Is adwilkinson/hl-privateer-fund safe?

The skill instructs the agent to follow a multi-step x402 payment flow: receive a 402 challenge, sign a USDC payment on Base network, and retry with the signed payment header. This means an agent following these instructions will spend real cryptocurrency on behalf of the user for each paid API call. While costs are small ($0.01-$0.03), there are no built-in spending limits or confirmation gates in the skill's instructions.

The skill provides detailed copy-trading instructions including polling for positions and signals. An agent configured for copy-trading could mirror leveraged perpetual futures positions, exposing the user to significant financial risk beyond the small per-call API costs.

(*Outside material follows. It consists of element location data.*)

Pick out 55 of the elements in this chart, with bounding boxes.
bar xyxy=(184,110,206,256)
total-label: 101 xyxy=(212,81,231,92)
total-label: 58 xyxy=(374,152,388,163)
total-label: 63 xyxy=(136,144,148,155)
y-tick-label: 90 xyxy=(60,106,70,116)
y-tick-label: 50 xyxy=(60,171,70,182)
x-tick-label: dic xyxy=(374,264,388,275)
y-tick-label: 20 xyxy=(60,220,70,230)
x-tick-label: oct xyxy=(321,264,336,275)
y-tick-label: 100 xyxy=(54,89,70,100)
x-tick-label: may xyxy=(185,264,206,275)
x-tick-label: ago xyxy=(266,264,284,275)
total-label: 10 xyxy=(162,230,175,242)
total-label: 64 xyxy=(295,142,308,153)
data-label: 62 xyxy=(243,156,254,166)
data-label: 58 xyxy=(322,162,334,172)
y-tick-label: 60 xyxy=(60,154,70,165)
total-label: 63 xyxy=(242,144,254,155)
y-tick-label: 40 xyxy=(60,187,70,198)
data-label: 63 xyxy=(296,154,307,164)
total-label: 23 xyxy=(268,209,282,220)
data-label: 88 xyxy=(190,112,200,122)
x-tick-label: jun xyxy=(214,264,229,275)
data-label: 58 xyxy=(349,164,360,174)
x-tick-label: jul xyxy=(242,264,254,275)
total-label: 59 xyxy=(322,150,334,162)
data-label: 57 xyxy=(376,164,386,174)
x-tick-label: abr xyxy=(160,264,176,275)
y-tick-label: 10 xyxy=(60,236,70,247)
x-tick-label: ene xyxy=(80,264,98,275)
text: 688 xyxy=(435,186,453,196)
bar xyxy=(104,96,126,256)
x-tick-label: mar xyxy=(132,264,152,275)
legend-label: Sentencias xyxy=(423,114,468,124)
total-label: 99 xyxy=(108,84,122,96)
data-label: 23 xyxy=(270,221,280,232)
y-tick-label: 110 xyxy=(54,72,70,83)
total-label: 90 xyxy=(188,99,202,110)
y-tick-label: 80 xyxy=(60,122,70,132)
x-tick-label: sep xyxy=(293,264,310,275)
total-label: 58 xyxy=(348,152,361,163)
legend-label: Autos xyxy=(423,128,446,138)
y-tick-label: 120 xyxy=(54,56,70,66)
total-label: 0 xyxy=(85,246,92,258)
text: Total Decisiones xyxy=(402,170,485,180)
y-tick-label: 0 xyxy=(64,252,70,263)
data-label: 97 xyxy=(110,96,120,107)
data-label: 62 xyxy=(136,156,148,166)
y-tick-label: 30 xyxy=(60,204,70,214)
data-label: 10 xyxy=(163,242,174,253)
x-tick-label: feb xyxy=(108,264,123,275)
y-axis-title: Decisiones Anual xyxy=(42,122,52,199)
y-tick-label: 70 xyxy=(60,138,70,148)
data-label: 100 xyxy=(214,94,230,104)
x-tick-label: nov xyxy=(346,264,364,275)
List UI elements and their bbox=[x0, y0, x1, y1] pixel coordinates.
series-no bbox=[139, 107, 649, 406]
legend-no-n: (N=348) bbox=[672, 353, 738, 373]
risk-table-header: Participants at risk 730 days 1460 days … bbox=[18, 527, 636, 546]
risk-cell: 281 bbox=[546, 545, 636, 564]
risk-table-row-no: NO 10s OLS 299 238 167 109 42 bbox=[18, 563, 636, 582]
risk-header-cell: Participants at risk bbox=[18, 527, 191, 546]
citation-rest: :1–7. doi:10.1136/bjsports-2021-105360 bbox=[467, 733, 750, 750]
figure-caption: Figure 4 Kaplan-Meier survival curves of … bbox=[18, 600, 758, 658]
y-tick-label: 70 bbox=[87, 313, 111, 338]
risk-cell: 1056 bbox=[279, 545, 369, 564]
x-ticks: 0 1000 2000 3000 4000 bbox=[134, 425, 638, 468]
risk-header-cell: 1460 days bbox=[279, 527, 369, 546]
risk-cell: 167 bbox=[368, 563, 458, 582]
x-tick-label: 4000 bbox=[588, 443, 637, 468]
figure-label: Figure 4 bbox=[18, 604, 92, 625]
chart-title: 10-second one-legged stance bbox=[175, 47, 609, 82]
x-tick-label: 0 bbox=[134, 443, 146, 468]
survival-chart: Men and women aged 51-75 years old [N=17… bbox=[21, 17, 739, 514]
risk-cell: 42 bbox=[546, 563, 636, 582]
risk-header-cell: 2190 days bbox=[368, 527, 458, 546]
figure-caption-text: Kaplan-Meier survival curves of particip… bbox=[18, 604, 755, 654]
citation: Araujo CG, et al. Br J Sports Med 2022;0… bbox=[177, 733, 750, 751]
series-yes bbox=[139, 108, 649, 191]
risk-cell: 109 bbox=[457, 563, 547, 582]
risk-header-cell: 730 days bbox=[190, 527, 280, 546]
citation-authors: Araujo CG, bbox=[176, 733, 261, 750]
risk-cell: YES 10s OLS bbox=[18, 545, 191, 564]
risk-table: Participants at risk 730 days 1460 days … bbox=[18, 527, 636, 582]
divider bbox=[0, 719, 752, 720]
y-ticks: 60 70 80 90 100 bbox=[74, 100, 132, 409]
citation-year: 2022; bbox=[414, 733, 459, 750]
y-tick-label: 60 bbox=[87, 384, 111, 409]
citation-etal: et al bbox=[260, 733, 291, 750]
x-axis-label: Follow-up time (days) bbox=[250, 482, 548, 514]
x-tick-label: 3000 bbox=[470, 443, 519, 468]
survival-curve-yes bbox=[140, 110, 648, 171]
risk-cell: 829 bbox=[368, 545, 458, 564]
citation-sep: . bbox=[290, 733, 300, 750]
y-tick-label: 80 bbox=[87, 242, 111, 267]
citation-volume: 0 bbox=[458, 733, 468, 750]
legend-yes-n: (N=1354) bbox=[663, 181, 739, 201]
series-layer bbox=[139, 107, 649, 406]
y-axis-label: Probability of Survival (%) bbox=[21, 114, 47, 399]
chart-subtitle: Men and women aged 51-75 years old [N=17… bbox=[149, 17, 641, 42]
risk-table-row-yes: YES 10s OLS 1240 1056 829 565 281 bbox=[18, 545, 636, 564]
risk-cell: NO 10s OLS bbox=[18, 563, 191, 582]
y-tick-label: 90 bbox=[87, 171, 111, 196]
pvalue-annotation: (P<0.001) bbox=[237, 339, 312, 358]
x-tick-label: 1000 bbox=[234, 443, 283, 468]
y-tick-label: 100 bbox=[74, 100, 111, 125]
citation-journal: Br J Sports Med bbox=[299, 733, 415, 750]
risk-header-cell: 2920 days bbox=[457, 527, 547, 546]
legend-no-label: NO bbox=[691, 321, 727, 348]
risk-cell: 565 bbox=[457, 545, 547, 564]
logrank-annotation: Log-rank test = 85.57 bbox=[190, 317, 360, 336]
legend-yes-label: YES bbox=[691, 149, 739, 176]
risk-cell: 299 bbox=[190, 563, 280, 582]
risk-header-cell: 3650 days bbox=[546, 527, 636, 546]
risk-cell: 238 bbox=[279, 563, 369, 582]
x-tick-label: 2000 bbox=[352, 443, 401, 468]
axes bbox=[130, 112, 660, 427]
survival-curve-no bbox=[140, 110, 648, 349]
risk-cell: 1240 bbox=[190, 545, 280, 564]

The skill references 5+ external domains that the agent is expected to make network requests to. While these are all related to the skill's stated purpose, they expand the agent's network surface area.

The x402.md payment guide includes TypeScript examples using privateKeyToAccount('0x'), which could encourage agents to request or handle private keys in plaintext, creating a credential exposure risk.

The skill uses direct persona framing ('You are an agent') to establish the agent's role, though this is mild and contextually appropriate for a skill definition.

The x402 payment flow requires sending signed payment data (including wallet address) to the facilitator at facilitator.payai.network and the API server. This is the core functionality, not exfiltration, but exposes wallet identity to third parties.

The skill contains curl commands, TypeScript, and Python code examples that an agent might execute. These are documentation examples, not standalone executable files, but an agent with shell access could run them.

Network monitoring during clone shows only expected connections: GitHub for git clone, Ubuntu mirrors for system services, local DNS. No connections to the skill's API domains were observed during installation.